A rendere più forti le convinzioni del Furer dobbiamo affiancare a queste motivazioni sostanzialmente politiche, anche le seguenti motivazioni personali che traspaiono dalla sua biografia ma che gli accademici tendono a prendere con le pinze.

La nonna di Hitler da parte di padre avrebbe avuto una relazione clandestina con un membro della famiglia ebraica presso cui lavorava come domestica e da quella relazione sarebbe nato Alois Hitler, ovvero proprio il papà di Adolf.

Hitler odiava il padre, manesco e alcolista, e nella sua mente di ragazzo iniziò ad insinuarsi l'idea che le debolezze del genitore fossero dovute alla sua mescolanza genetica con probabile il nonno ebreo.

La nonna di Adolf, che di cognome faceva Schicklgruber, sarebbe stata in realtà un'ebrea convertita. Schicklgruber, infatti, era un cognome comune tra gli ebrei resi cittadini austriaci dall'imperatrice Maria Teresa previa la conversione alla religione cattolica.


Durante il suo soggiorno a Vienna sembra che Hitler avesse contratto la sifilide dopo aver avuto un rapporto sessuale con una prostituta ebrea.

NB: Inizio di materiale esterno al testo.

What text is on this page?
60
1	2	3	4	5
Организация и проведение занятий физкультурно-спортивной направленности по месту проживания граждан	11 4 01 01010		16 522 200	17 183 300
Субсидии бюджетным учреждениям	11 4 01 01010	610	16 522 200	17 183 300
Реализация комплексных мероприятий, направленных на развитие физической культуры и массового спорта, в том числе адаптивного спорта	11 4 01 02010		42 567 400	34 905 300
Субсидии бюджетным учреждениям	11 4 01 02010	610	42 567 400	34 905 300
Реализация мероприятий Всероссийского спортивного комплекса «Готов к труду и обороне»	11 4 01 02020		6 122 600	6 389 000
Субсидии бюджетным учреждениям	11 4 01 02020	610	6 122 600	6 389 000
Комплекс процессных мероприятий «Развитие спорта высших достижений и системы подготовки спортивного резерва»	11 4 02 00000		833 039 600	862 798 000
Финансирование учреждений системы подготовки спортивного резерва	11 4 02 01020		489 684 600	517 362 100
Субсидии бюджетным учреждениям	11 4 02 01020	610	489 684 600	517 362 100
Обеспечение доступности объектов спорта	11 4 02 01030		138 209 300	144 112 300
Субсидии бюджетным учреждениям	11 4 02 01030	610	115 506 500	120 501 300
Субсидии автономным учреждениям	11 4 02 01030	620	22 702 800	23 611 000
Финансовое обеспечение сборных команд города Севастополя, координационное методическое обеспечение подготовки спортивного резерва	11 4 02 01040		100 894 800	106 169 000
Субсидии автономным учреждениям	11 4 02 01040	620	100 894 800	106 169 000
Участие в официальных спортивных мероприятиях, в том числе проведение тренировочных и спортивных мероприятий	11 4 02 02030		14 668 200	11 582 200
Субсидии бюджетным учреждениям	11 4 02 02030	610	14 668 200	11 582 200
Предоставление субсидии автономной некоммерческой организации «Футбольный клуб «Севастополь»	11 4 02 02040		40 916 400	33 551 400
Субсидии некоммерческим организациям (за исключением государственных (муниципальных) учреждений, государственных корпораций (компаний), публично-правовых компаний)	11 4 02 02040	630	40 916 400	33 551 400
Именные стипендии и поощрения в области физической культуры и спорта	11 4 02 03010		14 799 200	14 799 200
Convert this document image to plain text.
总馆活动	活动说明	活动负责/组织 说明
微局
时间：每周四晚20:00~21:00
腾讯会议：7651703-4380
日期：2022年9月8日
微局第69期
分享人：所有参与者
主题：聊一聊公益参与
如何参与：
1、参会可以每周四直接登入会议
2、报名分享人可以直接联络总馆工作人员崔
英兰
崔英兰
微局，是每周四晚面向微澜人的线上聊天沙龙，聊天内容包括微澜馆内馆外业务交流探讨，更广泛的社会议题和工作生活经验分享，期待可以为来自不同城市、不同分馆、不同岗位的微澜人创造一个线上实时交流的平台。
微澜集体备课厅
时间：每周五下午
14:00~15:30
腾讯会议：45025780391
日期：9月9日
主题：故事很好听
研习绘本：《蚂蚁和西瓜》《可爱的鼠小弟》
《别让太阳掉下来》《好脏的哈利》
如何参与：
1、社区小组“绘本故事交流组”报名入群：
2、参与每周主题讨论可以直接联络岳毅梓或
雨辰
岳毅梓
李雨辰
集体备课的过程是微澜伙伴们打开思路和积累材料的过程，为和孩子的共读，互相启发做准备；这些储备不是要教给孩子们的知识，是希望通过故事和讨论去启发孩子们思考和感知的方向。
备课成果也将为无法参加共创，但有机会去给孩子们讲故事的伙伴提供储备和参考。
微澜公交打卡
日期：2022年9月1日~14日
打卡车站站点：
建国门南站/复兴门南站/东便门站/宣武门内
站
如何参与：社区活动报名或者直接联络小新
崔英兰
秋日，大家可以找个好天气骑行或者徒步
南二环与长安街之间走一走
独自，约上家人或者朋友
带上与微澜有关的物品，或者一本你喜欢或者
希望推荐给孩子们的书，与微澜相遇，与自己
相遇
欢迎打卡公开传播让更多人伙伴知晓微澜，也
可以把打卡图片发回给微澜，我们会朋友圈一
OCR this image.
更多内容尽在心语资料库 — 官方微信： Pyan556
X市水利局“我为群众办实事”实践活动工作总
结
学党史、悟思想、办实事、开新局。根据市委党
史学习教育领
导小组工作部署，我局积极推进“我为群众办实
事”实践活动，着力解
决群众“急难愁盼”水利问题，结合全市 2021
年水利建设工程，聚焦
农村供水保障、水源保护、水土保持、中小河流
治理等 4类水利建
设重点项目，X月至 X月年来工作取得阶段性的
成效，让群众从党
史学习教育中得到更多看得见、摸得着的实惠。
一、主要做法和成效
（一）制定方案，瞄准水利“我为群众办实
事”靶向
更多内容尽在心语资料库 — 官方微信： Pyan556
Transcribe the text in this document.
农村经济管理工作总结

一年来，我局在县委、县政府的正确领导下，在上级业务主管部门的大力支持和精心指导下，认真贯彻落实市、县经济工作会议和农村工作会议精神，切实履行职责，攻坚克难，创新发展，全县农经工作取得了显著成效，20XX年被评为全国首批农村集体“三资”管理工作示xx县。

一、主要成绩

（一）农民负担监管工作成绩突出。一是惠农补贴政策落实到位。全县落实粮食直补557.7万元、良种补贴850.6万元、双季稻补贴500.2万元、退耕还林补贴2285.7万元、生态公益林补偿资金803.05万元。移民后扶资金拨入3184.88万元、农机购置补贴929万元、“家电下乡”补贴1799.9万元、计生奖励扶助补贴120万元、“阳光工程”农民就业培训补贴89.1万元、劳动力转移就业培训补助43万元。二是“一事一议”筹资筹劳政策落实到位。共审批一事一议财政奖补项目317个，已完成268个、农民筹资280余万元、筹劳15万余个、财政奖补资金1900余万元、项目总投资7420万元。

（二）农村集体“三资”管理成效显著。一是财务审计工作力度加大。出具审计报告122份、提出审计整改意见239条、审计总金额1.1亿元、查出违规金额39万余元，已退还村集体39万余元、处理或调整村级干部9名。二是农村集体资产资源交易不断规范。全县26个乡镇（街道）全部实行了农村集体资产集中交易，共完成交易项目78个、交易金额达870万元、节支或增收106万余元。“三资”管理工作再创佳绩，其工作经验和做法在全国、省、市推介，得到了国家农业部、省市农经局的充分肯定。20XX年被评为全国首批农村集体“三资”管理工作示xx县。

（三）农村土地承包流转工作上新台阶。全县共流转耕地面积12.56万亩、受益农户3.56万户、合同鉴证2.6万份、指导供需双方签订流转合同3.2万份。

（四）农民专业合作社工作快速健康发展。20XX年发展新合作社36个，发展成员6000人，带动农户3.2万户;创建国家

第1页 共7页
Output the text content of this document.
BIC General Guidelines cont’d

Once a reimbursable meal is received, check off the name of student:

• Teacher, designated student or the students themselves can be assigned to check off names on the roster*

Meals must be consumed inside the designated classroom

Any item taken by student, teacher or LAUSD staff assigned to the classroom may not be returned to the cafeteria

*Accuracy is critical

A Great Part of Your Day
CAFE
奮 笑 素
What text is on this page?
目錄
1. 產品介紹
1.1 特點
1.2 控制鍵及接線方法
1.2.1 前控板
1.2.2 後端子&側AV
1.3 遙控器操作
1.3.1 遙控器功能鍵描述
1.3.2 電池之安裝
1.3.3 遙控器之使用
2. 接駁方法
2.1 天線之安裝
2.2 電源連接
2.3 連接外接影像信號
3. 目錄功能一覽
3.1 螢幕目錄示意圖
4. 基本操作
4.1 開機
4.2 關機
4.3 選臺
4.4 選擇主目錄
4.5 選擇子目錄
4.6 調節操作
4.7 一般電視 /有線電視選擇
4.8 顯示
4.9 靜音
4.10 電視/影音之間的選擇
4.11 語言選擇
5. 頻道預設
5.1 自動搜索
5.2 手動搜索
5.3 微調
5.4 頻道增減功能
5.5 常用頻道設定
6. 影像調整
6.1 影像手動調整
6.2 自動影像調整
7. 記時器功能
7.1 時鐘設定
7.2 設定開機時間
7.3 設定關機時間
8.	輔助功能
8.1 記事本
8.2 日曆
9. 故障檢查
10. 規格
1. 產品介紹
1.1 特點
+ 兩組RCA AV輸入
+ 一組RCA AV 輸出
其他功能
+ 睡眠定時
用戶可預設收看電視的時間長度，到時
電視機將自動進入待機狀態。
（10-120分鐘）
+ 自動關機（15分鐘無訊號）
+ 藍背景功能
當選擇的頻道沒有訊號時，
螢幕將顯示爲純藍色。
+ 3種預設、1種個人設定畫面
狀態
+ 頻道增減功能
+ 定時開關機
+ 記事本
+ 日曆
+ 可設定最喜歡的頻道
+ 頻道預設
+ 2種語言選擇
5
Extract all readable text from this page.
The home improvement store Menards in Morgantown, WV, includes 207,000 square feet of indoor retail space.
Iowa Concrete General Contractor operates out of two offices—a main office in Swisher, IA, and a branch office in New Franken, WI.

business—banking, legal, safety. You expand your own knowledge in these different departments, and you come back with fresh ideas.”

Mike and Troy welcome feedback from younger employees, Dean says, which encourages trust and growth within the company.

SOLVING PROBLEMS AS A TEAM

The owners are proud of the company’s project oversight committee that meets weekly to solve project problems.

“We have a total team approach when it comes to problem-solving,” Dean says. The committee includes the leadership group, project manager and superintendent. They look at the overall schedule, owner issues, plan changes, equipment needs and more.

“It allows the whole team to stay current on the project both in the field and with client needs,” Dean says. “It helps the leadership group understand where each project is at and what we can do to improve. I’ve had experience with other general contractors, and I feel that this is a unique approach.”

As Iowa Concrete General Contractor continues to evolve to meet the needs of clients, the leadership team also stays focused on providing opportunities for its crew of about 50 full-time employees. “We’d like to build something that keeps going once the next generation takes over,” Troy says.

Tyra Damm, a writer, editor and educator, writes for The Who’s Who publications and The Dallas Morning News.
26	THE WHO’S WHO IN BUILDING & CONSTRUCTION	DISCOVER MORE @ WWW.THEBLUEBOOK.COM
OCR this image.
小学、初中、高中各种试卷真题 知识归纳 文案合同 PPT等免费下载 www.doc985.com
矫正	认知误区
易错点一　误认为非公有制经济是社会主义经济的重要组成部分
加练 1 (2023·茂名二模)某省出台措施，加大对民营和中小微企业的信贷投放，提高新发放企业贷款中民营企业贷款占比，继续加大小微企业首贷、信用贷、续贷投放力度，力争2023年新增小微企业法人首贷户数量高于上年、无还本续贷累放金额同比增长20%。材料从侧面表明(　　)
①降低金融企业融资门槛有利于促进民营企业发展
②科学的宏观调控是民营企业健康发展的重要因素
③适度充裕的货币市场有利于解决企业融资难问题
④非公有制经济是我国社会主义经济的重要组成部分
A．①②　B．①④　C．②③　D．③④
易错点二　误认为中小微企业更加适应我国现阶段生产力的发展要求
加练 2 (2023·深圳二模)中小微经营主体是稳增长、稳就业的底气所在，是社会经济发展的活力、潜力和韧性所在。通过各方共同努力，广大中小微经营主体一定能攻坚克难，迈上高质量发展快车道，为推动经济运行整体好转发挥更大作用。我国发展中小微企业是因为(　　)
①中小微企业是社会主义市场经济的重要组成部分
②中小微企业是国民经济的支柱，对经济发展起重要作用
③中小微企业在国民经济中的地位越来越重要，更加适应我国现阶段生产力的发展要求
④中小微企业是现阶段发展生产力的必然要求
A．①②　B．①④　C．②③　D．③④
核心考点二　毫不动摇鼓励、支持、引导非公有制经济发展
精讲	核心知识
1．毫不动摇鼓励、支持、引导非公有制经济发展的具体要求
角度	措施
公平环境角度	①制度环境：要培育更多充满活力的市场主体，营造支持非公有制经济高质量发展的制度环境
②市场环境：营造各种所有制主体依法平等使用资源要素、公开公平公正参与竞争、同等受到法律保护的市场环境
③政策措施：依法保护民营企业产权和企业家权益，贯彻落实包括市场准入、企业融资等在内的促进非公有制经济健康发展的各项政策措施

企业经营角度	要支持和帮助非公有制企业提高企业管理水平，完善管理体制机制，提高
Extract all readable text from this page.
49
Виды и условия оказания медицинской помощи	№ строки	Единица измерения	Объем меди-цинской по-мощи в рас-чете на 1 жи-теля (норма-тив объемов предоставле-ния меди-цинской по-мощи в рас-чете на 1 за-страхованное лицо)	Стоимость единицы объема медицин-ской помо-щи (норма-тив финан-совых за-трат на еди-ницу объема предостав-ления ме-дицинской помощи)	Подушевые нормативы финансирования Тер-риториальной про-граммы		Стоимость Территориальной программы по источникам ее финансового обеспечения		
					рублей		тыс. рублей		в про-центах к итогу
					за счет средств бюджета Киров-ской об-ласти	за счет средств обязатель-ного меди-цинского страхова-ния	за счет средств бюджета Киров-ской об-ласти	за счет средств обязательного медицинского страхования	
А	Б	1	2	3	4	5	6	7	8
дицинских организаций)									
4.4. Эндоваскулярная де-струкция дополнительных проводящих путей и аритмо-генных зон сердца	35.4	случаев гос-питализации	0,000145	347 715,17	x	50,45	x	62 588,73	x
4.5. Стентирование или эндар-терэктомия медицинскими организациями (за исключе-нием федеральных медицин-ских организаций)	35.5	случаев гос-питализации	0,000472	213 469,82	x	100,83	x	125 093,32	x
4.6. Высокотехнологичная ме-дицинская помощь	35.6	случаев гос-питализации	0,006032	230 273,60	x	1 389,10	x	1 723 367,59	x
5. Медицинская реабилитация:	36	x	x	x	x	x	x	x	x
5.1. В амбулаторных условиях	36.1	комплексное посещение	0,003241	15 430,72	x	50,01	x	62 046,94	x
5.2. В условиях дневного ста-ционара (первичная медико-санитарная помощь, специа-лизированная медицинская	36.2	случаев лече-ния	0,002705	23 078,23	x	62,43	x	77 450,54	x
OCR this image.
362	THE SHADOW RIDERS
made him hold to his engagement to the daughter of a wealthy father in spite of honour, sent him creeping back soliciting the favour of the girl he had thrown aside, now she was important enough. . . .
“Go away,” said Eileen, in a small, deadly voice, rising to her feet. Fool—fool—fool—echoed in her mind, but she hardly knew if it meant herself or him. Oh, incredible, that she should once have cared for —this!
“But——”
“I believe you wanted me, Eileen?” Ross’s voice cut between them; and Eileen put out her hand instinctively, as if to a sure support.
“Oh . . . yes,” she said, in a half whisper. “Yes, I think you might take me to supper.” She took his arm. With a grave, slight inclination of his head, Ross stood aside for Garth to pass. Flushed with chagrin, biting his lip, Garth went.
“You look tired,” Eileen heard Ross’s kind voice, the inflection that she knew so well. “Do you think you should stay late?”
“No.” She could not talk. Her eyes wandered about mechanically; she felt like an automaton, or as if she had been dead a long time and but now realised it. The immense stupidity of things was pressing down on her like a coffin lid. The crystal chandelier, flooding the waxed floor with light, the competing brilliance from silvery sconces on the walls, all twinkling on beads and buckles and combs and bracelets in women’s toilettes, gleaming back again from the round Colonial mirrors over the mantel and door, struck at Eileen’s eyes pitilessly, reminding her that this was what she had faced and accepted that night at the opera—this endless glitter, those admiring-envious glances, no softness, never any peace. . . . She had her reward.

Inoltre Hitler accusò il medico ebreo, che aveva in cura la madre Klara, di averne causato la morte per incompetenza.

La domanda che sorge spontanea è ''ma come è stato possibile che un gruppo di violenti visionari abbiano potuto pianificare uno sterminio del genere senza che nessuno della popolazione tedesca abbia mosso un dito, e quindi nell'indifferenza generale di tutti?''.

La questione dell' indifferenza nei confronti di una razza alla quale sentiamo di non appartenere non è poi così strana: chiediamoci con onestà come ci sentiamo quando un barcone di immigrati si ribalta e centinaia di persone muoiono affogate in mare mentre tentano da fuggire dagli inferni da cui provengono.

Siamo sinceramente dispiaciuti o la cosa ci lascia del tutto indifferenti?